One of the most challenging projects was a pair of boots made for Eiko Ishioka for the film Mirror Mirror. The actor had to do everything in these boots and they had a very fantastical aesthetic to them. Jeff had to come up with something that would technically work, but also meet creative expectations. This was also a personal project for Jeff as Eiko Ishioka’s designs for Bram Stoker’s Dracula inspired him to pursue design, which indirectly lead to Jeff’s career in shoe making. It was important to get this design right.
Tool you cannot live without:
Lasting pliers. Over the years they’ve just sort of conformed to Jeff’s hand becoming an extension of it. As a result, Jeff finds that he uses them for everything.

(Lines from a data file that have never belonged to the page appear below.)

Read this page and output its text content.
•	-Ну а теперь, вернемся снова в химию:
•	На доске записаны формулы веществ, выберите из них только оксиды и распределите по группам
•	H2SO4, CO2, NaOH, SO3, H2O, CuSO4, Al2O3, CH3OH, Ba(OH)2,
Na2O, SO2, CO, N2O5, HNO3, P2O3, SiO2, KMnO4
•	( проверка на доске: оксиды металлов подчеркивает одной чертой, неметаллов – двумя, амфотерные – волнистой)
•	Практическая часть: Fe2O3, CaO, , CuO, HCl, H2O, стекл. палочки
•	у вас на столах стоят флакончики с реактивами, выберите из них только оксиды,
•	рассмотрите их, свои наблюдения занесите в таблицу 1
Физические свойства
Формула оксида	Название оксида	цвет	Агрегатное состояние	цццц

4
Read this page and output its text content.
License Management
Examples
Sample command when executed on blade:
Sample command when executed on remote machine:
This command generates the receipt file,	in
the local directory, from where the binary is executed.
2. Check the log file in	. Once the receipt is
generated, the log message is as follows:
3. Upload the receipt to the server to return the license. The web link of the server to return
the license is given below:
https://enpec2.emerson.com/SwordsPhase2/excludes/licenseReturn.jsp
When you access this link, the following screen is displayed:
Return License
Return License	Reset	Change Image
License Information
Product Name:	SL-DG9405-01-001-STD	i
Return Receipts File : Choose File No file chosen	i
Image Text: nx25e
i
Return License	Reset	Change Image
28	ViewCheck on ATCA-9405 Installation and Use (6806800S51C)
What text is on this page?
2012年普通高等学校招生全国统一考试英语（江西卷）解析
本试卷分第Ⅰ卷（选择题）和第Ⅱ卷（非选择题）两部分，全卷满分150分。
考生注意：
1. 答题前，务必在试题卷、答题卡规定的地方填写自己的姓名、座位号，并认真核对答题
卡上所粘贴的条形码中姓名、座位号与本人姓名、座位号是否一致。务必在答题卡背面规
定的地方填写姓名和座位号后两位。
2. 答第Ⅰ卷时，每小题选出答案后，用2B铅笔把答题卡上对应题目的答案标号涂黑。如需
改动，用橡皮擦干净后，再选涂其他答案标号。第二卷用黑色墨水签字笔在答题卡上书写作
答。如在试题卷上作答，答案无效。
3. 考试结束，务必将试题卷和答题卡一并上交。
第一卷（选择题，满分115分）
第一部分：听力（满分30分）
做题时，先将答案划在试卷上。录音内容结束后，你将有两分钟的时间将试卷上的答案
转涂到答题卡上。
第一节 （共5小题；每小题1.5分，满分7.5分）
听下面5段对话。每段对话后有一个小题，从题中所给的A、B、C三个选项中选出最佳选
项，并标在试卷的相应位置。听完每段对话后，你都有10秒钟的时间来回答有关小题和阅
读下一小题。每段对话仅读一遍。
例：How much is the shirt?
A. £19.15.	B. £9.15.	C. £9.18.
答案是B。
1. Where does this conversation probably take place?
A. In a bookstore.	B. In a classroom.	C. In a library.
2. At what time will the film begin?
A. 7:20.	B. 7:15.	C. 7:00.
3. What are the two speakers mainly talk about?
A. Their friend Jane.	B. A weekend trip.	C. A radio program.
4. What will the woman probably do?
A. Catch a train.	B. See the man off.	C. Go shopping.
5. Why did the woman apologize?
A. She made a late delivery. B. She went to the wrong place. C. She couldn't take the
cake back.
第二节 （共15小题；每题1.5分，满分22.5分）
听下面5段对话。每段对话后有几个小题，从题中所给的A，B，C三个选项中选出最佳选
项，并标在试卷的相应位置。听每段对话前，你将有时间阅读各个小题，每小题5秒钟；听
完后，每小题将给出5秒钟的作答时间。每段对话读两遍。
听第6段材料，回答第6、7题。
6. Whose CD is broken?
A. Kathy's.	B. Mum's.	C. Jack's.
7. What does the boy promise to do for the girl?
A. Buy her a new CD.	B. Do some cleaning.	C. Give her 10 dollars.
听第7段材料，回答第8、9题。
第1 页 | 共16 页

Jeff began work in theatre at the age of 15. Theatre provided the opportunity to do a bit of everything – carpentry, lighting, props, rigging, follow spot, driving trucks. This experience led to a decision to go to university for set and lighting design, but while studying, Jeff started to lean away from lighting and towards costume. He found that he preferred something tangible and tactile resulting in a very brief career as a designer in his twenties. While taking a break to figure out what was next, Jeff got a call from an old contact who was looking for a shoe coordinator for The Lion King. While she knew Jeff did not have shoe experience, she knew that he had a strong background in props and costumes. It was here that he fell in love with shoes and that he had a natural talent for it. Shoes combined so many aspects of what Jeff had done up until that point: cutting, sewing, props, carpentry, metalwork – it was almost like it was something he was meant to do.
Assassin’s Creed was a challenge because it was a really unique aesthetic – part-fantasy, part-period, part-video game – and it was incredibly physical. Almost all the actors were doing insane stunts and parkour. It was a huge challenge both to realize designs that met the needs of function and the look. The designer Sammy Sheldon Differ was an incredibly collaborative designer and gave Jeff the room to play around and experiment. This resulted in the creation of new construction methods that have gone on to influence everything that has followed.
Project that stands out
Jeff learned about the project Jojo Rabbit after connecting with designer Mayes C Rubeo over her work in Thor Ragnorak. Rubeo mentioned she was working on a small project, but wasn’t sure if she had the budget for a big build. The design concept was really interesting, so Jeff decided to do it for the opportunity to work on such a special project, especially being a fan of Taika Waititi’s work. This film has one of the best shoe close-ups in an absolutely beautiful and heart-wrenching scene. Seeing his work in this film at its TIFF premier was an impactful experience that will always stay with Jeff as a career highlight.